To keep rain water from washing soil down hill and into their neighbors’ back yards the way it used to do, they don’t plow up or plant crops in the natural drainage ways. They installed underground drainage tiles under the fields to draw water from the surface. They allow buffer strips to grow naturally as habitat for wildlife.

“We try to make it better than when we found it,” says George DeVault, who is editor of Rodale’s Russian-language farm magazine, a board member of the Pennsylvania Association of Sustainable Agriculture and a former member of the Lehigh County Agricultural Land Preservation Advisory Board.

Melanie DeVault, a former Morning Call reporter, is a member of the Association of Specialty Cut Flower Growers. She’s also a past president of the Lehigh County Extension Advisory Board, which works with Penn State Cooperative Extension on the local level.

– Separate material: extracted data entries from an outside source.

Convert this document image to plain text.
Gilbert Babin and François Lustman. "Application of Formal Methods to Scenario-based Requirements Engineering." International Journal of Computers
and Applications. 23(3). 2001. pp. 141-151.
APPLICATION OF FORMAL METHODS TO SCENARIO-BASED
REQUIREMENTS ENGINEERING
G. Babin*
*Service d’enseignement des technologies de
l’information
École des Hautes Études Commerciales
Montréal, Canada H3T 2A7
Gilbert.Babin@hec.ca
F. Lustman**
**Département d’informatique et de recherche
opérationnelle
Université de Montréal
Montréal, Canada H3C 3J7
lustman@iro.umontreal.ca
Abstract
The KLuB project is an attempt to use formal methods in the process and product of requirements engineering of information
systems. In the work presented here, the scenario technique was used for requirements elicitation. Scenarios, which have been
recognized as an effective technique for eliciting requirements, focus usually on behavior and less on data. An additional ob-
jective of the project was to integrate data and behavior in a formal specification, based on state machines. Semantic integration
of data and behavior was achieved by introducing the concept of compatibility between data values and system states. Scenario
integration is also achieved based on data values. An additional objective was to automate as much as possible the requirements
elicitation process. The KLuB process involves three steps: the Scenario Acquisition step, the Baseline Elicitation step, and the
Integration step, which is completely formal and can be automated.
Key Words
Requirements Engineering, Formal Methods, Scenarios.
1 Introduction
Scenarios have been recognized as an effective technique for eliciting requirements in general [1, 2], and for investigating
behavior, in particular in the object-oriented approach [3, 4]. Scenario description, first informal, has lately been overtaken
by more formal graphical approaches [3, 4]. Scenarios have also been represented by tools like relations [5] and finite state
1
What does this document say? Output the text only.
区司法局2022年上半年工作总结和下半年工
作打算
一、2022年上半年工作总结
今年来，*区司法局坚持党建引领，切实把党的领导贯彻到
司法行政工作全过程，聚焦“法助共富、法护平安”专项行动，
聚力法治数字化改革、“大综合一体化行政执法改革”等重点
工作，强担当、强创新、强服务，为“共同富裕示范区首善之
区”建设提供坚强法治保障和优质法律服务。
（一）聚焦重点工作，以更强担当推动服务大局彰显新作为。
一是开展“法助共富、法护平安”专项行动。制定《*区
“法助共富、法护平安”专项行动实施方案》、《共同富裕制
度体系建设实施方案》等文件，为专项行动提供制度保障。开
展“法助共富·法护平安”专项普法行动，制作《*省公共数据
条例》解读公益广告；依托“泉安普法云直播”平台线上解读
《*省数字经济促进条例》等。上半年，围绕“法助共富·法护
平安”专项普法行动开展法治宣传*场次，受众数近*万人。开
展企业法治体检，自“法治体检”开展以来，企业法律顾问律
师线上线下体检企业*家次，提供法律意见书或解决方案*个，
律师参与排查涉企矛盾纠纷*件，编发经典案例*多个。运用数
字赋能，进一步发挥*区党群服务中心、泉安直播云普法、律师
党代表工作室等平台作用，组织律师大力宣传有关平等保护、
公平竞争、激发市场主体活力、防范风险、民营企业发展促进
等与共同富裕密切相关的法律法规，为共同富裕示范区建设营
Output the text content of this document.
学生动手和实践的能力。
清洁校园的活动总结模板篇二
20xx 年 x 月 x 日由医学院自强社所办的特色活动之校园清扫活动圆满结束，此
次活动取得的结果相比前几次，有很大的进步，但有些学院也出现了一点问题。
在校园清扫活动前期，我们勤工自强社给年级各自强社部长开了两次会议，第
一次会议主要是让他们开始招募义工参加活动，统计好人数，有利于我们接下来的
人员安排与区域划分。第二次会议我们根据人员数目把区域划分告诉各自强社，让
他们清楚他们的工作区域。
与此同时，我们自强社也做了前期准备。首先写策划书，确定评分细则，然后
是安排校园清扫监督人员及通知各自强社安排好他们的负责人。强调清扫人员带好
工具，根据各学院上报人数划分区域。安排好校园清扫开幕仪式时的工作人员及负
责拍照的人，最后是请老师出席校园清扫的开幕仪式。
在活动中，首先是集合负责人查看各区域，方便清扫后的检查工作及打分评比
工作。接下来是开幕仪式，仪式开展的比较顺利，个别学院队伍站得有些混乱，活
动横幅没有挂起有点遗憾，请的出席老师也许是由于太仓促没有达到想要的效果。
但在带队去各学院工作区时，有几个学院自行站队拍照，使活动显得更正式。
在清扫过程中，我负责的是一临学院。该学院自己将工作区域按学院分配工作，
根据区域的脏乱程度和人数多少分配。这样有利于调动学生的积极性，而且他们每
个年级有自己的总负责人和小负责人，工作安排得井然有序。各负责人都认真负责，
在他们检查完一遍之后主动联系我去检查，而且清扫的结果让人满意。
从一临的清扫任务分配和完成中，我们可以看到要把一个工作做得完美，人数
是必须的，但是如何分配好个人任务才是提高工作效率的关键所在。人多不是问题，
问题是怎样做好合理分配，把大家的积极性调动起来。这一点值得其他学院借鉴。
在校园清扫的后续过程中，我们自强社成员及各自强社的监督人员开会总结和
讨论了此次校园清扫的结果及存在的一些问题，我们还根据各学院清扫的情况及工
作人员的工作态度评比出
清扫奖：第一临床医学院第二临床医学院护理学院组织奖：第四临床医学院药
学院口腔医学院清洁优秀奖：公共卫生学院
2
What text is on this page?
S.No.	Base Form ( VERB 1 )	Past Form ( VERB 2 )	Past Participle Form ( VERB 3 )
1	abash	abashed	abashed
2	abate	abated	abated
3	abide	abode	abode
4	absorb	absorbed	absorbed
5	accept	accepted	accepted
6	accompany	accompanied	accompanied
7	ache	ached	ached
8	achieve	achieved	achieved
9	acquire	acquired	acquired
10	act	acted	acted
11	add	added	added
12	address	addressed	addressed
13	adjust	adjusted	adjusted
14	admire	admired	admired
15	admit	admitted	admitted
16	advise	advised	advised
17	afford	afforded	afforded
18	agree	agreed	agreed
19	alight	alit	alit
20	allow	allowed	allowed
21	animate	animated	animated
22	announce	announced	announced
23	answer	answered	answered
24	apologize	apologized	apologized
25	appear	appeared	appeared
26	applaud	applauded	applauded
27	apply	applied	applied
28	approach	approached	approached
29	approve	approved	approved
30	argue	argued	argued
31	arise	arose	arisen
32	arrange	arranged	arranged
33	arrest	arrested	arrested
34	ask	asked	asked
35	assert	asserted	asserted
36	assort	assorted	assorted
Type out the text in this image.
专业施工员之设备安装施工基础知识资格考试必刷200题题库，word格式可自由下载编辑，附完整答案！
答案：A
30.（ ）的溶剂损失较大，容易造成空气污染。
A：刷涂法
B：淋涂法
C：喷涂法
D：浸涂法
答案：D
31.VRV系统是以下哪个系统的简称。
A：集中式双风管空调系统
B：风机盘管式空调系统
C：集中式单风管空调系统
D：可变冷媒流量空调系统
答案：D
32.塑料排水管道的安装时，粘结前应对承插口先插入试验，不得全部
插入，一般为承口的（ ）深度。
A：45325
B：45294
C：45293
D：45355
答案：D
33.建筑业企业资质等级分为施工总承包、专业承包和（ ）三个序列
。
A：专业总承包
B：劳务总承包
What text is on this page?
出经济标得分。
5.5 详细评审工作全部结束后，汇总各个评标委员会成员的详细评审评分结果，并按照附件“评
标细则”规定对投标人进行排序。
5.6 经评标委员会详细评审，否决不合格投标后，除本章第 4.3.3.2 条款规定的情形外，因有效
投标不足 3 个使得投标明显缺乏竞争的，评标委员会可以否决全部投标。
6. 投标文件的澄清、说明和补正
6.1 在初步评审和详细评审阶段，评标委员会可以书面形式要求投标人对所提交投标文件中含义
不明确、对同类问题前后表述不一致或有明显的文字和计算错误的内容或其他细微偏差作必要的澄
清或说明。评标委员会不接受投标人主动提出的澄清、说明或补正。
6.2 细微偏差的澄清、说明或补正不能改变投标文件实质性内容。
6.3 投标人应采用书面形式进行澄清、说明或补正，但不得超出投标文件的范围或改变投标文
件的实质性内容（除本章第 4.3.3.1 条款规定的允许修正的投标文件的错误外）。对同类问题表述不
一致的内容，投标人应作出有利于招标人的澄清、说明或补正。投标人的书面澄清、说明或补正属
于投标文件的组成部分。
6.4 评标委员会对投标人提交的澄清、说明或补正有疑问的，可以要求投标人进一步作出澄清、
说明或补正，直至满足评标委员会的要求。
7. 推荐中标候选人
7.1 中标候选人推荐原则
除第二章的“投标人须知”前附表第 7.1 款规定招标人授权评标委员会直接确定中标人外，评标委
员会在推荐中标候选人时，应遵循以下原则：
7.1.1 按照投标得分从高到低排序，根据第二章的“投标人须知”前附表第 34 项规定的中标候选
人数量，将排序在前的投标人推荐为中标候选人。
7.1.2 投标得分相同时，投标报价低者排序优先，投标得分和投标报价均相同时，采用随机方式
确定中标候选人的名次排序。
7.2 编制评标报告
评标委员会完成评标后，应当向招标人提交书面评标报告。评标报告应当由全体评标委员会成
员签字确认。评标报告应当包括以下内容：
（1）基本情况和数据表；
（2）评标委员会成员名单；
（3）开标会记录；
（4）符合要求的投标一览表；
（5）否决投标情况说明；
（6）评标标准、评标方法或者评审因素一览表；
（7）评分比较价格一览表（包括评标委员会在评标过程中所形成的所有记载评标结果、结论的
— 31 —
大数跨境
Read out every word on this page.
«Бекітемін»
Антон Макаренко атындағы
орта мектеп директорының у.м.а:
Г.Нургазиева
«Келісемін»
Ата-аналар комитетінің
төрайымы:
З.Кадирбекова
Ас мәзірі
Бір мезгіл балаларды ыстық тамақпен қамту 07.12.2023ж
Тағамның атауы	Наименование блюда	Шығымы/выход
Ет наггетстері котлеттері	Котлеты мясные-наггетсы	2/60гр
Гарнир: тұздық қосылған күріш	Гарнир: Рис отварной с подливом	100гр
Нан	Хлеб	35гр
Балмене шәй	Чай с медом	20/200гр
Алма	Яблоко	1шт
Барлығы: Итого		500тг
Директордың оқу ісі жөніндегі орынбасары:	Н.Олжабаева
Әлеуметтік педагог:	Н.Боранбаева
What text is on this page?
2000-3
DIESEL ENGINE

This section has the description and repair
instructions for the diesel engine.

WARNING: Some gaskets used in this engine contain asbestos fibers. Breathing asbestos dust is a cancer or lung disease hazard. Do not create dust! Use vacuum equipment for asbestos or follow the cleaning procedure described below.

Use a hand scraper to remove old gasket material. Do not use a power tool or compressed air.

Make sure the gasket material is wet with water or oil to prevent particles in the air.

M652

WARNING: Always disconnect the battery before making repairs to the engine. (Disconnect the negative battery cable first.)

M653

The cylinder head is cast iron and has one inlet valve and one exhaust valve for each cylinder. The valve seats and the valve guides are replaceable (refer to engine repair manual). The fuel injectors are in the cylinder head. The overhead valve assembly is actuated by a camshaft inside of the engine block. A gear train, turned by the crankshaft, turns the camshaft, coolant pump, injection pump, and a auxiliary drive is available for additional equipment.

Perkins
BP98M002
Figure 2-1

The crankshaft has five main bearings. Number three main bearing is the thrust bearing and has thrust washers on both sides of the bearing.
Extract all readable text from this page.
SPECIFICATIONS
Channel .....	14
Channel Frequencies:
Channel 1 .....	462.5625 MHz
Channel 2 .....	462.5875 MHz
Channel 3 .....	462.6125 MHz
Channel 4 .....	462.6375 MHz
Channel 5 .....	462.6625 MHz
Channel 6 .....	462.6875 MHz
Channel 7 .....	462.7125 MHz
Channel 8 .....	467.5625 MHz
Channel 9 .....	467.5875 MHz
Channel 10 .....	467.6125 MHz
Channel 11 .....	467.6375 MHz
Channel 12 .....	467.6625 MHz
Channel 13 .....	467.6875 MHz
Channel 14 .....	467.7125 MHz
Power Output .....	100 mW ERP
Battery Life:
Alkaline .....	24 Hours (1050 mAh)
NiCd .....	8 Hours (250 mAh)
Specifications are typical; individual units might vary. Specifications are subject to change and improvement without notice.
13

When a large dog kennel project was proposed for the land above their property, they hired an engineer, attorney and consultant and rallied dozens of neighbors to argue that it would adversely affect acres of wetlands that drain into Leibert Creek, designated by the state to be a high-quality, cold-water fishery with a naturally reproducing brown trout population, and subsequently into the Little Lehigh.

At the same time, Upper Milford Township was seeking to protect the creek with a $5 million sewer project. “It just didn’t make sense to put such a major potential source of pollution at the very headwaters of the creek we’re trying to protect at such great expense,” says George DeVault. The kennel developers dropped their plans.